Creo que se debe a una actitud oclocrática o de pensar que lo Republicano tiene una connotación derechista -ya sea por el Partido de José Antonio Kast o el de Estados Unidos- pero, no olvidemos que las facciones Izquierdistas de la guerra civil española se denominaban así mismas como Republicanas. Esta paradoja de términos también puede utilizarse al concepto libertario, nacionalista, democrático, popular, etc.

Más allá de cualquier implicancia que puede conllevar esta polémica decisión, creo que, por ningún lado, genera un aspecto positivo el solo hecho de estar discutiendo este tema. Tampoco se trata de generar un discurso del terror, ni mucho menos de querer manchar la imagen de la convención -porque algunos constituyentes se denigran así mismos-, pues ante un simple ejercicio racional de costo-beneficio, querer que la Convención fracase no es sólo un egoísmo inaceptable, sino un maquiavelismo sin sentido.

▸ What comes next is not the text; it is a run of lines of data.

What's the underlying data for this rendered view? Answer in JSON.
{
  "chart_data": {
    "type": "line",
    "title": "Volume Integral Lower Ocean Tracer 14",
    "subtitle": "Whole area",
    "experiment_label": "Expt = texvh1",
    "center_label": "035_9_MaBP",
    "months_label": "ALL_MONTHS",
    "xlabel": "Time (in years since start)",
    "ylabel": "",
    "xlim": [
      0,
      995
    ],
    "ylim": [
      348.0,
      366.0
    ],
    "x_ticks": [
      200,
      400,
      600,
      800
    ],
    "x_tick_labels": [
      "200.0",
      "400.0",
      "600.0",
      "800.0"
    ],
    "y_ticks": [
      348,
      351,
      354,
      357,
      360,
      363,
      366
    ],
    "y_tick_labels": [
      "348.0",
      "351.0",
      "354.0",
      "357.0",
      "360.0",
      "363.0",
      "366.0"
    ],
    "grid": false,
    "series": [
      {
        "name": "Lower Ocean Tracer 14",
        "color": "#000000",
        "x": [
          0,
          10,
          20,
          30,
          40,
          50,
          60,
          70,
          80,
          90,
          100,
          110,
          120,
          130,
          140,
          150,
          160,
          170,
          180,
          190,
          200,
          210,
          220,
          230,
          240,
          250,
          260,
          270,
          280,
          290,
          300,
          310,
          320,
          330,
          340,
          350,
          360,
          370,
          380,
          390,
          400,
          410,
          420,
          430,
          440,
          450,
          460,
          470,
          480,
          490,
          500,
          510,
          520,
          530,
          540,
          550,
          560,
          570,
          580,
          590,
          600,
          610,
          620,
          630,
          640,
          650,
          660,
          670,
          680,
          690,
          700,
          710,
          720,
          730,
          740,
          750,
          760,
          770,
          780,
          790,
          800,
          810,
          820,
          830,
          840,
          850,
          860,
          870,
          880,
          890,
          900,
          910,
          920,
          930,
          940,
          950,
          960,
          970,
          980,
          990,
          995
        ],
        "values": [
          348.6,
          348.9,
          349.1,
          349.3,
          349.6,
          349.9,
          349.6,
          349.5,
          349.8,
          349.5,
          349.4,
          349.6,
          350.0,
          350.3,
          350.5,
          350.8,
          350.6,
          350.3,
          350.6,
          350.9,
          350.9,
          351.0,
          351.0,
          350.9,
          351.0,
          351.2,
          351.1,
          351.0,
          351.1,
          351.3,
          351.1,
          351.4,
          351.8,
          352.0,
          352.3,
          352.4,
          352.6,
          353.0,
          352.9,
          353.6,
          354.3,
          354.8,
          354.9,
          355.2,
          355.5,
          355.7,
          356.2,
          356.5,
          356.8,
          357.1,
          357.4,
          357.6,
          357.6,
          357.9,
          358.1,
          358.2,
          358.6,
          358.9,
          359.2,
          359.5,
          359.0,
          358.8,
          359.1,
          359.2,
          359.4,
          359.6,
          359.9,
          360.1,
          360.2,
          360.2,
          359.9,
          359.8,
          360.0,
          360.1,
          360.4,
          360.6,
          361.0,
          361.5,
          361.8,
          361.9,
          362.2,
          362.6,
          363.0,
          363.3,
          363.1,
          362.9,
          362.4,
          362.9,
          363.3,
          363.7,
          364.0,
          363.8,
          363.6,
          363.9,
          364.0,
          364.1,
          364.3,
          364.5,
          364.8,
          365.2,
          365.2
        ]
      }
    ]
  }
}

No se trata de encontrar solo aspectos negativos. La Convención sí ha estado funcionando, sí ha trabajado, sí hay avances, pero es un ingenuo error creer que la Convención es una Asamblea Inmaculada.

Es hora de defender nuestra República frente a cualquier atisbo que ponga en duda su contenido y esencia, y más aún, es hora de defender el pacto social; no olvidemos que el carácter de República en la nueva Constitución no se puede transgredir. No olvidemos que la Convención Constitucional no es soberana. Solo debe limitarse a realizar lo que el pueblo de Chile decidió en las urnas.